Li caught up to Lu and squeezed by him in the tunnel. “Who is one person, but who is that person? If we say no one, do you know how many people no one is? That’s even less than who, no one is zero. So no one knows what’s going to happen, that’s who,” Lu thought he was doing a pretty good job of making his case, but Li was now past him and Lu was having trouble seeing him. It was now or never.

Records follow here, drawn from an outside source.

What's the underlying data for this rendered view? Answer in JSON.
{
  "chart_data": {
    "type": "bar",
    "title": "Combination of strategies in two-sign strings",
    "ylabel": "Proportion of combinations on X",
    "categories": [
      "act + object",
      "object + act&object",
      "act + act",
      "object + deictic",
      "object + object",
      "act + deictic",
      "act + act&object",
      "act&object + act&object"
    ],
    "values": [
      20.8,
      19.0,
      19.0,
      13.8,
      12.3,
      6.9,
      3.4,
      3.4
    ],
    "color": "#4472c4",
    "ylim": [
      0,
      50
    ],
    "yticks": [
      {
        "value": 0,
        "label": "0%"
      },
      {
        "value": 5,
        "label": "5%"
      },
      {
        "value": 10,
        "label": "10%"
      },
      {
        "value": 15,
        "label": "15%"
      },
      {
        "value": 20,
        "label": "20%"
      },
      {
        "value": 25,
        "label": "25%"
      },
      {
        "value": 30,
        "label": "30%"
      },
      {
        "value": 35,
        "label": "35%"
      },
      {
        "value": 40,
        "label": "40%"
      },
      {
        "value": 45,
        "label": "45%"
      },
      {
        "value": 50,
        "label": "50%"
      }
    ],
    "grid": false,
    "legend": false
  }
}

“How do you think you know, anyway? I know that sometimes you say that you just know like you really know or you feel it or I don’t even know what and that’s probably what you’re going to say here, that you just know that we’ll be OK, but how do you know? You can’t just know something, unless it’s, well, math. I mean, eight plus nine is seventeen, no one can say it’s not. But you can’t know we’ll be OK down there, wherever ‘down there’ is anyway. You don’t even know that. Maybe it’s under the castle, maybe it’s a dark pit of mud with spikes coming up and snakes swimming around and the reason the other boys haven’t responded to our calls is because they’re dead and the snakes are already licking their lips because they’re going to have some little boys for lunch. Ooh, is it almost lunch? Wait, do snakes even have lips? They have those long tongues. Don’t they have splits in their tongues? That’s so weird. There’s probably some story behind why they have those tongues like it helps them find mice to eat or something. Or, no, I know, it helps them figure out if the boys are fresh to eat or maybe their tongues can tell if they boys are still alive and if they are, then they need to slither up and squeeze the last bit of life out of them. That must be it. So, do you know that the boys are alive down there or not?” Lu didn’t wait for a response.

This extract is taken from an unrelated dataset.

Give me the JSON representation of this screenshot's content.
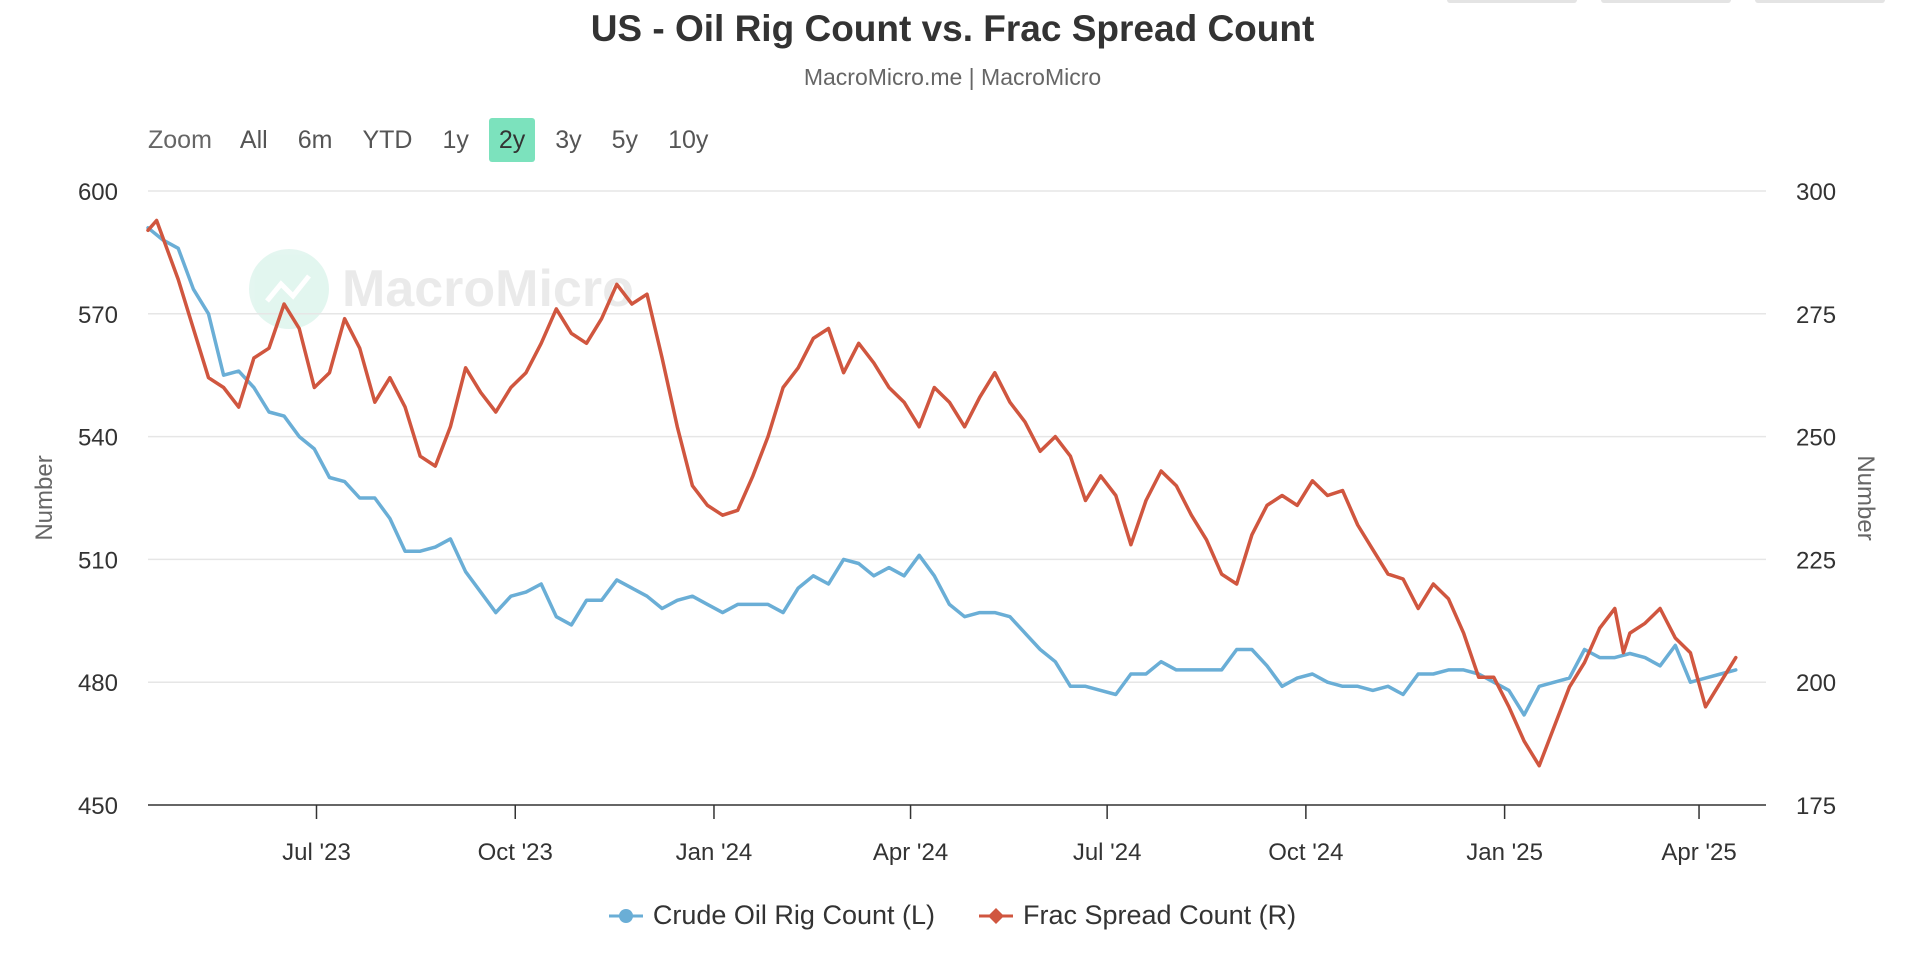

“No, of course you don’t know, but you’re probably going to tell me that you do know, that you know they’re alive because, ‘Duh, dude, I just know, I can’t explain it, I just know.'” Lu mocked his brother in a moronic voice.

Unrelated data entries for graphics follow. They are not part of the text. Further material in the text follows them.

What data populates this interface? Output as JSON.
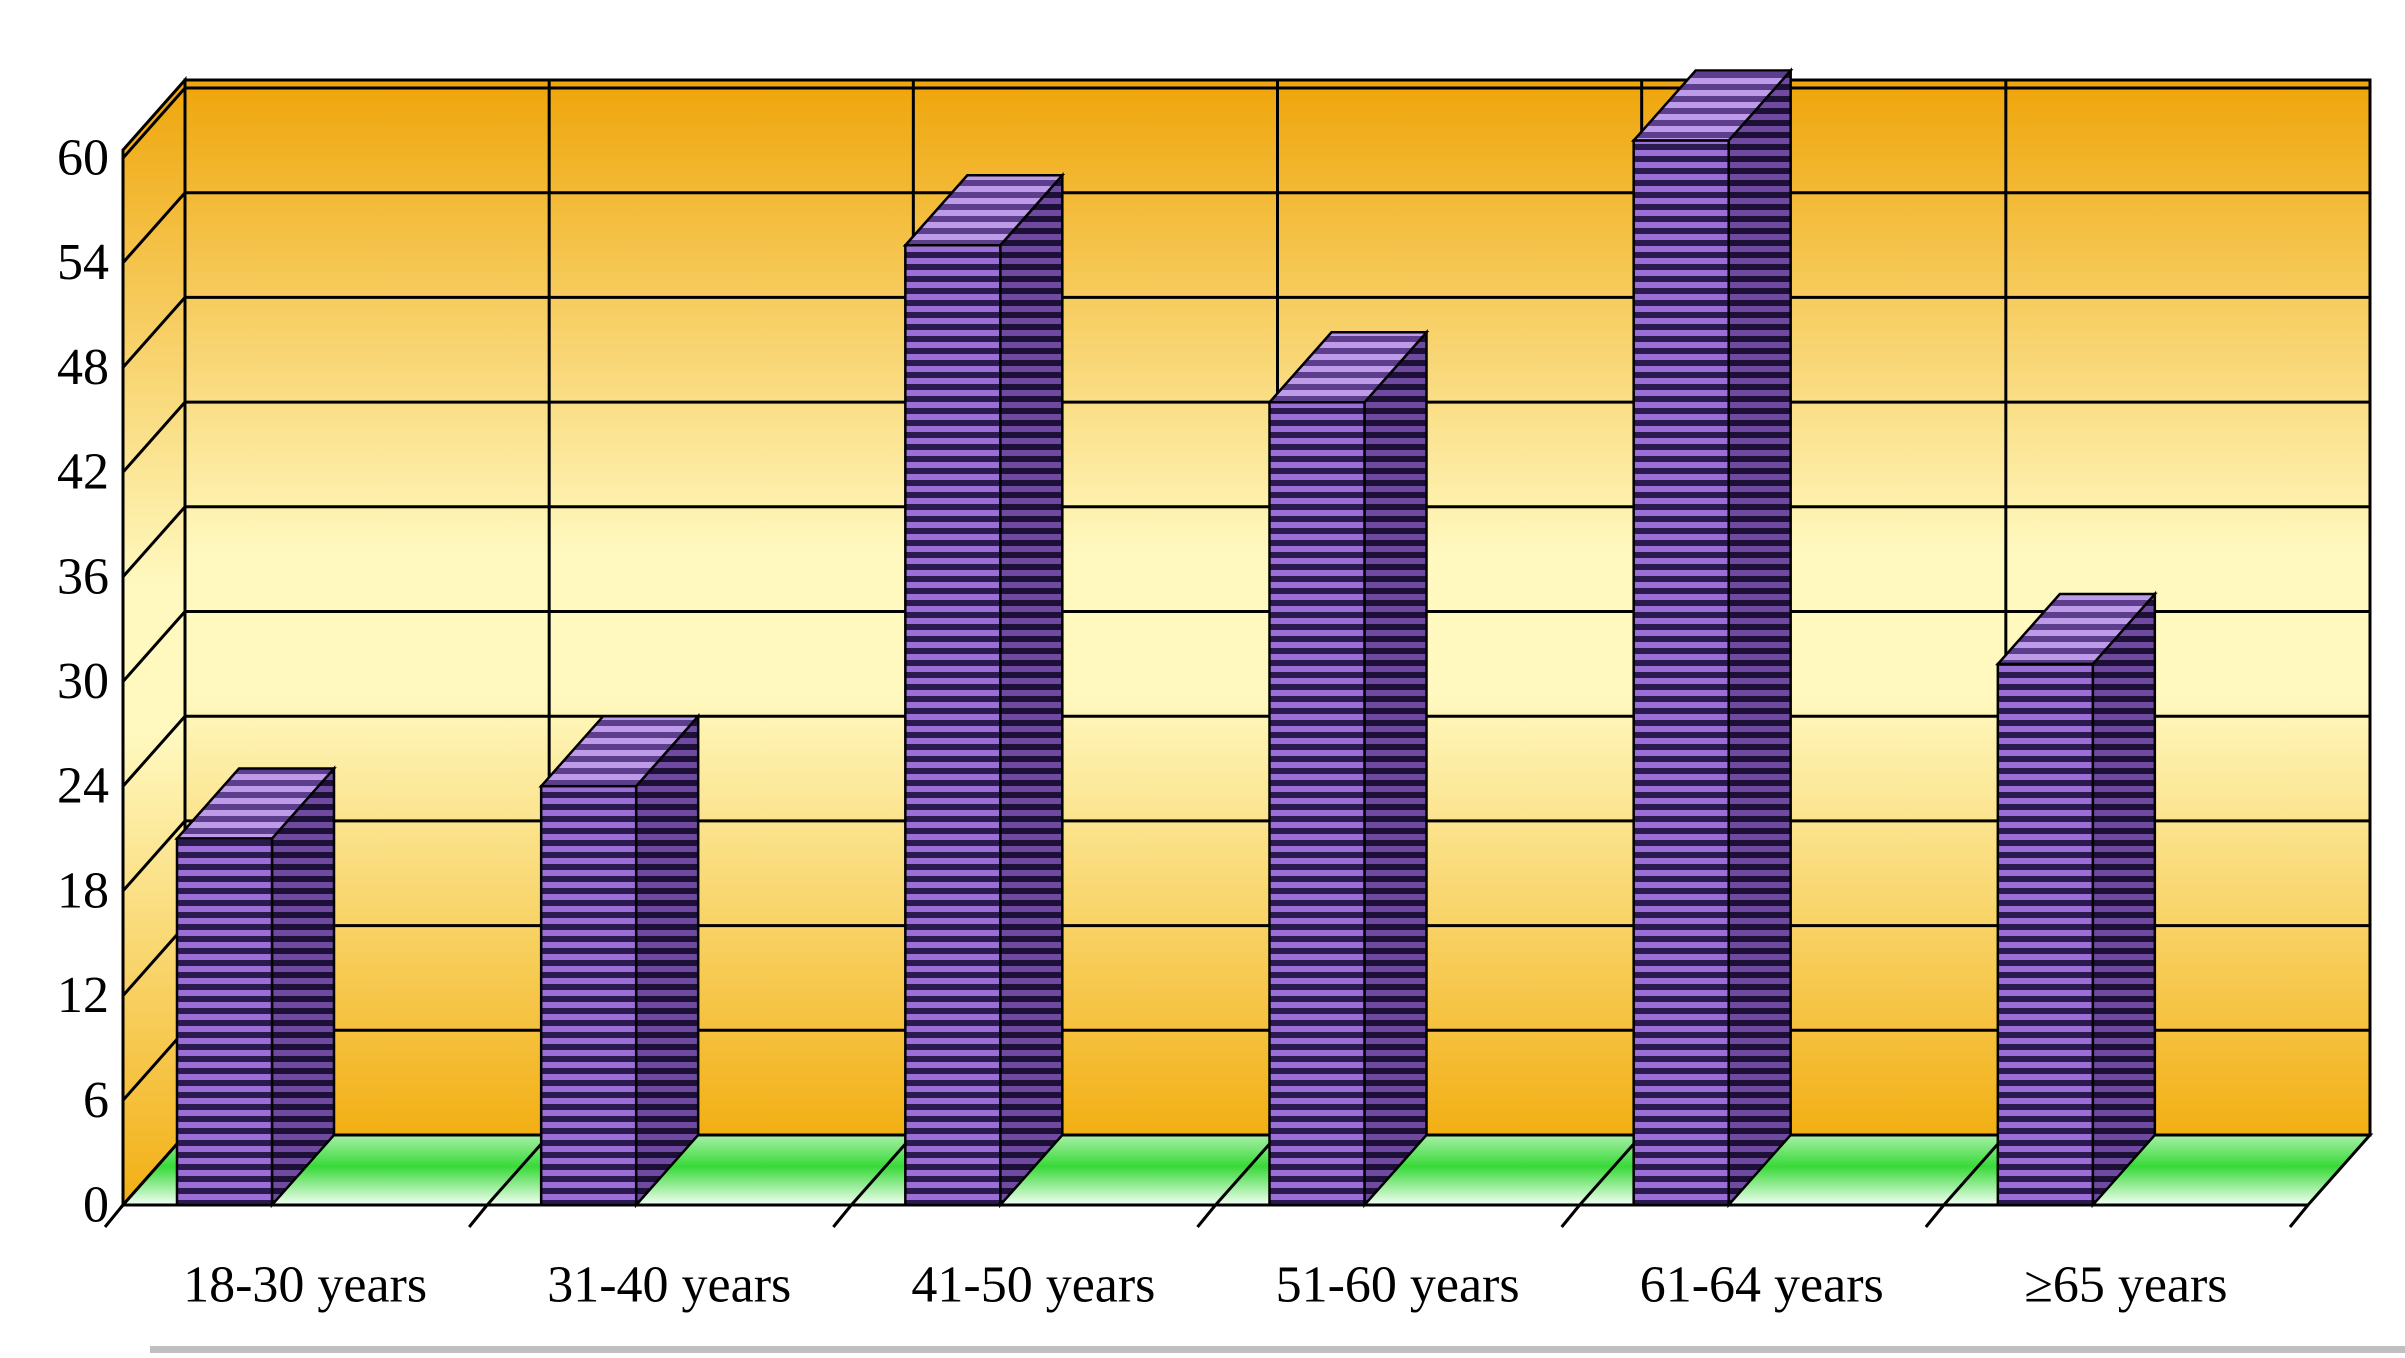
{
  "chart_data": {
    "type": "bar",
    "variant": "3d-column",
    "title": "",
    "xlabel": "",
    "ylabel": "",
    "categories": [
      "18-30 years",
      "31-40 years",
      "41-50 years",
      "51-60 years",
      "61-64 years",
      "≥65 years"
    ],
    "values": [
      21,
      24,
      55,
      46,
      61,
      31
    ],
    "yticks": [
      0,
      6,
      12,
      18,
      24,
      30,
      36,
      42,
      48,
      54,
      60
    ],
    "ylim": [
      0,
      63
    ],
    "grid": true,
    "legend": false,
    "style": {
      "bar_front_dark": "#2B1A4D",
      "bar_front_light": "#9C6FD8",
      "bar_side_dark": "#1C1036",
      "bar_side_light": "#6F4AA0",
      "bar_top_dark": "#5C3E8C",
      "bar_top_light": "#BD9BE8",
      "wall_top": "#EFA50A",
      "wall_mid": "#FFF9C0",
      "wall_bottom": "#F2AF14",
      "floor_back": "#A8F0A8",
      "floor_mid": "#39D939",
      "floor_front": "#F4FFF4",
      "line": "#000000",
      "background": "#FFFFFF",
      "bottom_shadow": "#8A8A8A"
    }
  }
}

“Yeah, I’ve heard that before and you’re not always right and then when you’re not right you come back to math and say that it’s not a science or numbers or whatever and that you know but you don’t really know you just think you know and then you seriously just admitted that you didn’t really know. So, what I’m saying is, wait a minute, I just proved it, I’m saying that you don’t really, really know even though you say you know, but you just can’t know it, like know it for a fact. Like, I know for a fact that they have fries for lunch because we even saw the deep fryer this morning. Ooh, I could go for some fries about now. What time is it anyway? I bet it’s just about lunch time. So, Mr. I Know Because I Know, are we going to have fries for lunch or what? Do you know that?”
Lu couldn’t see a thing in front of him and part of that nothing was not seeing his brother. Somehow, maybe around three-fourths of the way through when he was talking about knowing and not knowing, he knew that his brother wasn’t there anymore. He admitted that he knew it but didn’t really know it for sure.
“Li?” he whispered, but nothing. He wasn’t terribly surprised and even said, out loud, “I knew it!”
Lu inched forward with hesitation as it seemed that the others went so quickly it was like they fell off a cliff.
He had one last word for his brother, something that summed up his thoughts and feelings at the moment. His brother of so many years, but a brother who just abandoned him, leaving him alone in a dark stone tunnel outside of a country castle in Ireland.
“Dikzak,” Lu whispered as he took just another step, felt nothing under his feet and somehow knew without really knowing that he would be OK and he was gone.